Did you know that most cases that are diagnosed as "pink eye" are not pink eye at all?

Pink eye has become a generic term used in urgent cares, schools, minute clinics, and even the trusted Family Doctor's office to diagnose someone's conjunctivitis when they are not really sure what it is.

True pink eye, as defined by the eyecare professionals, is called epidemic keratoconjunctivitis, or EKC.

EKC is a highly contagious form of conjunctivitis caused by certain viruses called adenovirus.  It is a more severe form of conjunctivitis that typically lasts 7-21 days.  Patient's with this pink eye can have very red, watery, and irritated eyes.  Many times the vision is affected due to the amount of inflammation in the eyes.

Because pink eye is due to an adenovirus, like the common cold, it typically must just run it's course before going away.


Although there is no treatment that will cure pink eye, your Eye Columbus Optometrist can prescribe eye drops that will reduce the signs and symptoms of the virus to make it more manageable. 

Antibiotic eye drops are commonly prescribed by urgent cares and minute clinics for the treatment of pink eye.  Unfortunately, because pink eye is caused from a virus and not bacteria, these antibiotics have little to no affect.

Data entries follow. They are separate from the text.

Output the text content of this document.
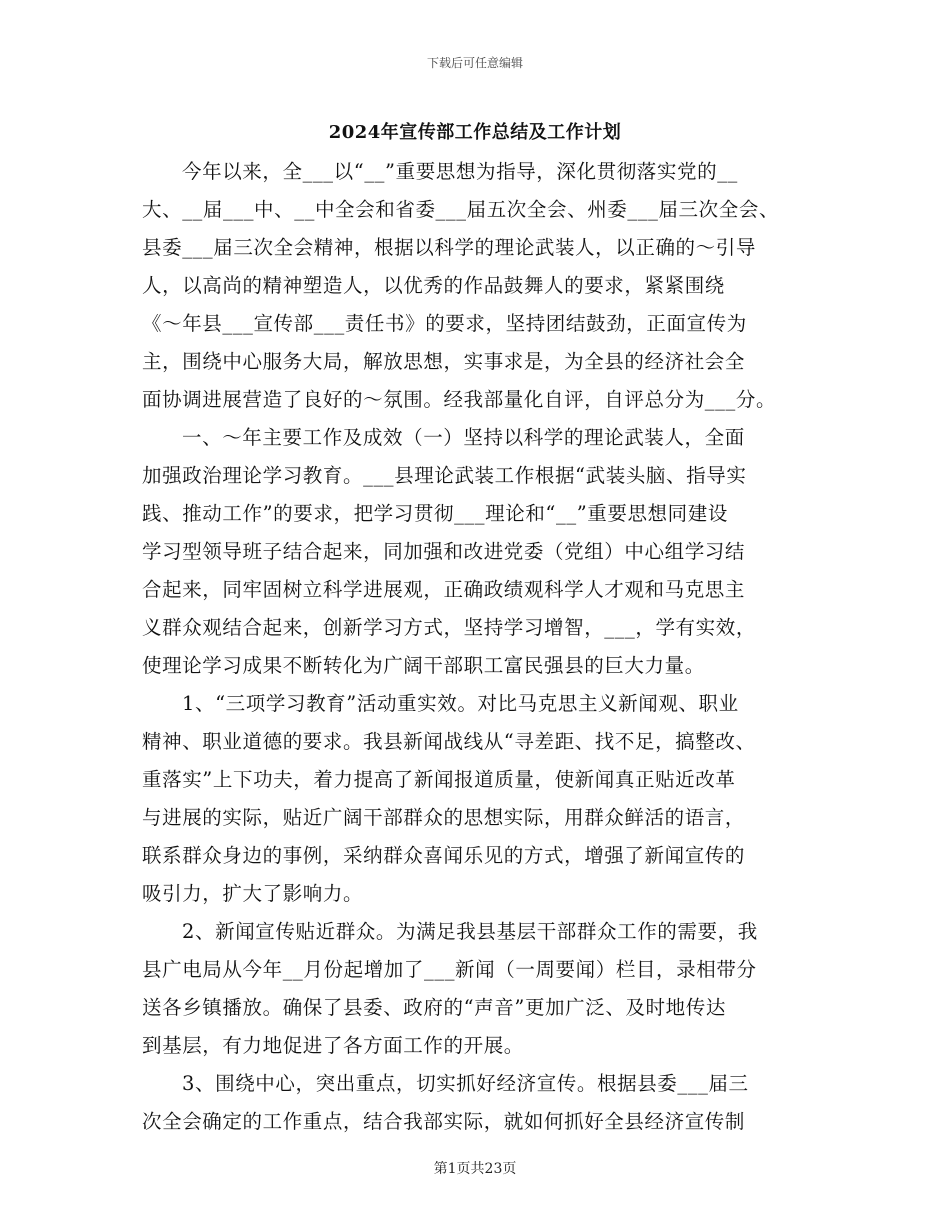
下载后可任意编辑
2024年宣传部工作总结及工作计划
今年以来，全___以“__”重要思想为指导，深化贯彻落实党的__
大、__届___中、__中全会和省委___届五次全会、州委___届三次全会、
县委___届三次全会精神，根据以科学的理论武装人，以正确的～引导
人，以高尚的精神塑造人，以优秀的作品鼓舞人的要求，紧紧围绕
《～年县___宣传部___责任书》的要求，坚持团结鼓劲，正面宣传为
主，围绕中心服务大局，解放思想，实事求是，为全县的经济社会全
面协调进展营造了良好的～氛围。经我部量化自评，自评总分为___分。
一、～年主要工作及成效（一）坚持以科学的理论武装人，全面
加强政治理论学习教育。___县理论武装工作根据“武装头脑、指导实
践、推动工作”的要求，把学习贯彻___理论和“__”重要思想同建设
学习型领导班子结合起来，同加强和改进党委（党组）中心组学习结
合起来，同牢固树立科学进展观，正确政绩观科学人才观和马克思主
义群众观结合起来，创新学习方式，坚持学习增智，___，学有实效，
使理论学习成果不断转化为广阔干部职工富民强县的巨大力量。
1、“三项学习教育”活动重实效。对比马克思主义新闻观、职业
精神、职业道德的要求。我县新闻战线从“寻差距、找不足，搞整改、
重落实”上下功夫，着力提高了新闻报道质量，使新闻真正贴近改革
与进展的实际，贴近广阔干部群众的思想实际，用群众鲜活的语言，
联系群众身边的事例，采纳群众喜闻乐见的方式，增强了新闻宣传的
吸引力，扩大了影响力。
2、新闻宣传贴近群众。为满足我县基层干部群众工作的需要，我
县广电局从今年__月份起增加了___新闻（一周要闻）栏目，录相带分
送各乡镇播放。确保了县委、政府的“声音”更加广泛、及时地传达
到基层，有力地促进了各方面工作的开展。
3、围绕中心，突出重点，切实抓好经济宣传。根据县委___届三
次全会确定的工作重点，结合我部实际，就如何抓好全县经济宣传制
第1页共23页
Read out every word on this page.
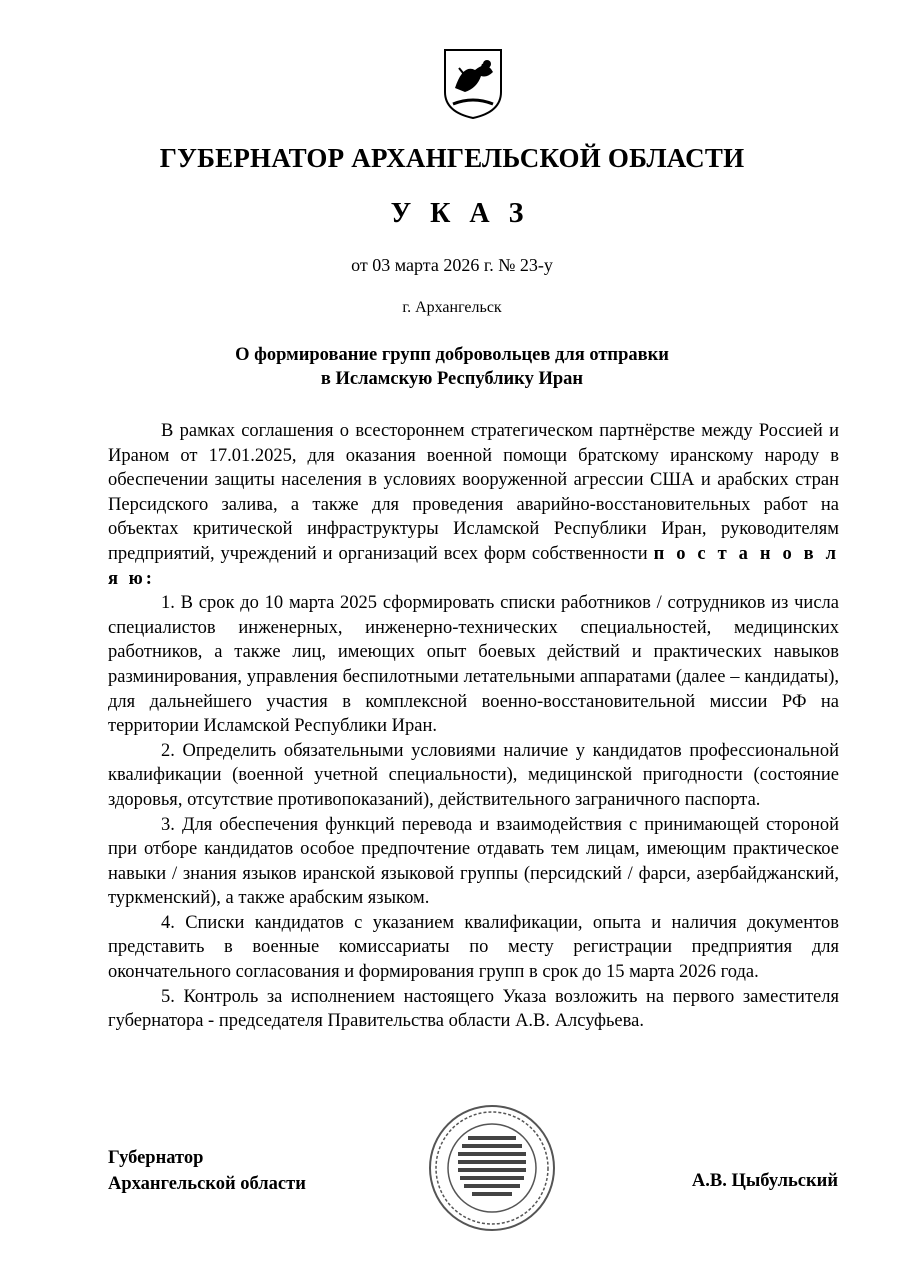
ГУБЕРНАТОР АРХАНГЕЛЬСКОЙ ОБЛАСТИ
У К А З
от 03 марта 2026 г. № 23-у
г. Архангельск
О формирование групп добровольцев для отправки
в Исламскую Республику Иран

В рамках соглашения о всестороннем стратегическом партнёрстве между Россией и Ираном от 17.01.2025, для оказания военной помощи братскому иранскому народу в обеспечении защиты населения в условиях вооруженной агрессии США и арабских стран Персидского залива, а также для проведения аварийно-восстановительных работ на объектах критической инфраструктуры Исламской Республики Иран, руководителям предприятий, учреждений и организаций всех форм собственности п о с т а н о в л я ю:

1. В срок до 10 марта 2025 сформировать списки работников / сотрудников из числа специалистов инженерных, инженерно-технических специальностей, медицинских работников, а также лиц, имеющих опыт боевых действий и практических навыков разминирования, управления беспилотными летательными аппаратами (далее – кандидаты), для дальнейшего участия в комплексной военно-восстановительной миссии РФ на территории Исламской Республики Иран.

2. Определить обязательными условиями наличие у кандидатов профессиональной квалификации (военной учетной специальности), медицинской пригодности (состояние здоровья, отсутствие противопоказаний), действительного заграничного паспорта.

3. Для обеспечения функций перевода и взаимодействия с принимающей стороной при отборе кандидатов особое предпочтение отдавать тем лицам, имеющим практическое навыки / знания языков иранской языковой группы (персидский / фарси, азербайджанский, туркменский), а также арабским языком.

4. Списки кандидатов с указанием квалификации, опыта и наличия документов представить в военные комиссариаты по месту регистрации предприятия для окончательного согласования и формирования групп в срок до 15 марта 2026 года.

5. Контроль за исполнением настоящего Указа возложить на первого заместителя губернатора - председателя Правительства области А.В. Алсуфьева.

Губернатор
Архангельской области	А.В. Цыбульский
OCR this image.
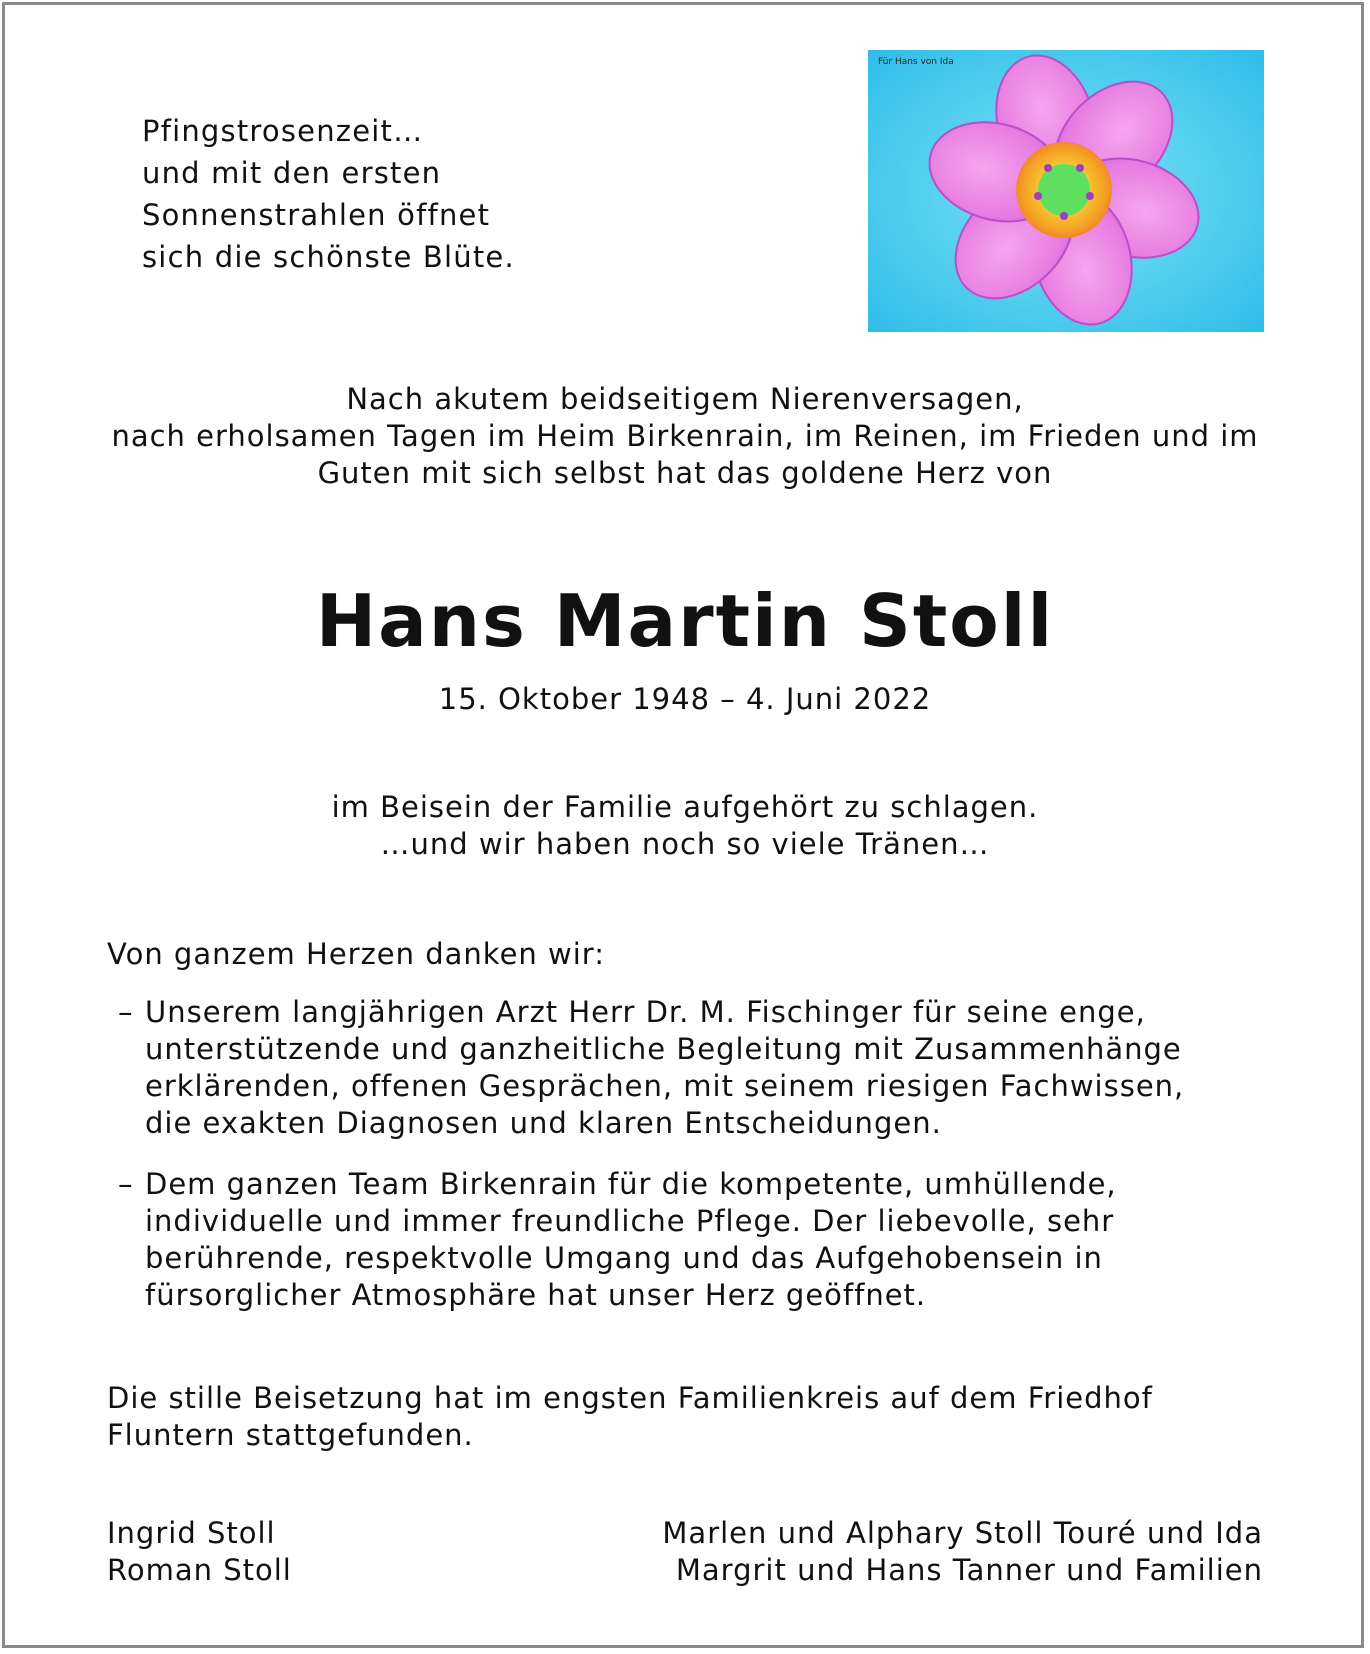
Pfingstrosenzeit…
und mit den ersten
Sonnenstrahlen öffnet
sich die schönste Blüte.
Für Hans von Ida
Nach akutem beidseitigem Nierenversagen,
nach erholsamen Tagen im Heim Birkenrain, im Reinen, im Frieden und im
Guten mit sich selbst hat das goldene Herz von
Hans Martin Stoll
15. Oktober 1948 – 4. Juni 2022
im Beisein der Familie aufgehört zu schlagen.
…und wir haben noch so viele Tränen…
Von ganzem Herzen danken wir:
– Unserem langjährigen Arzt Herr Dr. M. Fischinger für seine enge,
unterstützende und ganzheitliche Begleitung mit Zusammenhänge
erklärenden, offenen Gesprächen, mit seinem riesigen Fachwissen,
die exakten Diagnosen und klaren Entscheidungen.
– Dem ganzen Team Birkenrain für die kompetente, umhüllende,
individuelle und immer freundliche Pflege. Der liebevolle, sehr
berührende, respektvolle Umgang und das Aufgehobensein in
fürsorglicher Atmosphäre hat unser Herz geöffnet.
Die stille Beisetzung hat im engsten Familienkreis auf dem Friedhof
Fluntern stattgefunden.
Ingrid Stoll
Roman Stoll
Marlen und Alphary Stoll Touré und Ida
Margrit und Hans Tanner und Familien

In many cases of pink eye the cornea may become involved with subepithelial infiltrates, little groups of white blood cells called in to stop the infection.  These infiltrates need to be treated with proper eye drops before any scarring takes place.  Your Optometrist may prescribe a steroid eye drop which will help remove these infiltrates.  These steroid eye drops will reduce the redness and swelling as well as improve comfort for the patient until the pink eye resolves.


True pink eye (EKC) is very contagious.  Because pink eye is caused by an adenovirus, it can spread just as easily as the common cold.

Patients that develop or think they may be developing pink eye should take extra caution in washing their hands routinely to minimize the risk of spreading it to someone else.  These people should also be sure to wash all towels, pillow cases, and bed sheets and blankets.

Other articles in the house that are often overlooked are throw pillows on couches, hand towels, door handles, and sink handles.  All of these should be disinfected.

Most patients are typically contagious for 14 days.


True pink eye (EKC) follows a pretty common rule that we call the Rule of 8.  Although this rule does not exactly define each patient's experience with pink eye, it does help us understand the virus lifespan and what we can expect.

What Is The Rule Of 8

  • Pink eye is commonly caused by adenovirus 8
  • We will not have any signs and symptoms of pink eye until 8 days after we have caught pink eye or exposed to the virus.
  • One is typically affected first. The other eye usually catches pink eye 8 days later.
  • Pink eye will start to improve 8 days after onset.  The other eye will usually improve 8 days after that.

If for any reason you think you may have pink eye, please visit your Optometrist as soon as possible.  Only your eye doctor has the tools need in their office to tell the difference between pink eye and other common eye infections.